Urban Fisher, if you're ever in the Houston area and want some great squirrel hunting, I am an hour north ... Let me know and maybe we can hunt.


----------



## treefork (Feb 1, 2010)

Search function :

http://slingshotforum.com/topic/36361-super-accuracy-ott-or-ttf/

http://slingshotforum.com/topic/21271-ott-or-ttf-and-why/

http://slingshotforum.com/topic/21271-ott-or-ttf-and-why/

http://slingshotforum.com/topic/5238-ttf-vs-ott/

There are more also.


----------



## Urban Fisher (Aug 13, 2014)

Will do Flockaduck! I would love to do some squirrel hunting! And same at you...if you ever happen to be in the SA area, let me know.


----------



## NaturalFork (Jan 21, 2010)

Starting with slingshots is all about experimentation. And there is a lot to experiment with. You need to try them both.


----------



## wll (Oct 4, 2014)

Used to shoot TTF all the time, because that was all I knew. After joining this forum (just a few months ago) I discovered OTT.

I can say for me, I really like gangsta style (which I always shot) and twisting the pouch 90 degrees, (again, something I have learned in the past couple of months).
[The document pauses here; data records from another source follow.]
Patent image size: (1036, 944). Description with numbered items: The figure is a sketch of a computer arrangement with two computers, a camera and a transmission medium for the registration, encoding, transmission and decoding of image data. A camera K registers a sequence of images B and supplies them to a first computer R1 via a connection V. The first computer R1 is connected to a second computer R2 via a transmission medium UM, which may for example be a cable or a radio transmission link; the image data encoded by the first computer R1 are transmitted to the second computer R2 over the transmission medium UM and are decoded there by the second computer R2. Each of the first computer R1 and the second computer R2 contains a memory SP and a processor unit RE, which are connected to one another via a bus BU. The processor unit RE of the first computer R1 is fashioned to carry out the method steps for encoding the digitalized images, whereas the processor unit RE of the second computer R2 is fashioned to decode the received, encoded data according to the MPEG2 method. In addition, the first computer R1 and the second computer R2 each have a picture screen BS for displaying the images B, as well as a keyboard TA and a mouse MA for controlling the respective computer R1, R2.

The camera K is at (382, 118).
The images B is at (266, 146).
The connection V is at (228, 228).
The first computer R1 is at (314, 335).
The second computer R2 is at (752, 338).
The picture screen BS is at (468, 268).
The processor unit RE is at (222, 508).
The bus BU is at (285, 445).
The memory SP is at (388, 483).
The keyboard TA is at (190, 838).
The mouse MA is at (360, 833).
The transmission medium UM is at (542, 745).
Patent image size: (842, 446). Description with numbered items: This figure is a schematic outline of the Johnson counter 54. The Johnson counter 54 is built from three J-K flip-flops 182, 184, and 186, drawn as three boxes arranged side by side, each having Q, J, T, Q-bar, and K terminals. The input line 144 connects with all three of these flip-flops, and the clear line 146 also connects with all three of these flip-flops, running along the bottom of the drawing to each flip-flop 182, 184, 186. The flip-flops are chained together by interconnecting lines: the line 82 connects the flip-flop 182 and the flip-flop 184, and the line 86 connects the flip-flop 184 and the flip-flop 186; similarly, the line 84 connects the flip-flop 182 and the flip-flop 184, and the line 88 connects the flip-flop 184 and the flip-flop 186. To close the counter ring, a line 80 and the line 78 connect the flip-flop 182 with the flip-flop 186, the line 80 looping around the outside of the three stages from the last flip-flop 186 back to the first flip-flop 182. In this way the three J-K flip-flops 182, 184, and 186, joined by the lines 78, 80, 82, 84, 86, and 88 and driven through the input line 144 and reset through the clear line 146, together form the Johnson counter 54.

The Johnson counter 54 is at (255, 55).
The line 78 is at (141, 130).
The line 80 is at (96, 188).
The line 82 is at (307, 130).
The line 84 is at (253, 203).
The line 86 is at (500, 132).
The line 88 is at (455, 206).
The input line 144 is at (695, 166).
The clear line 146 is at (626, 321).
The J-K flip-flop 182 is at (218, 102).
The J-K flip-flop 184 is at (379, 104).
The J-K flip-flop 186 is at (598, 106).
I also always shot a semi butterfly technique and did not know what it was called.

I have learned soooo much in such a short time, it really is exciting ! The biggest thing for me was band technology and the virtues of thin bands or tubes..

I have been redoing my old slings and making improvements on box store slings that have very much renewed my interest in slingshots.

I feel very confident with the OTT style as I don't have any fork hits/finger hits and I feel I get getter ammo flight ! Of course everyone is different, but for me, right now I have been setting up my slings in the OTT configuration and have not been disappointed ;- )

wll


----------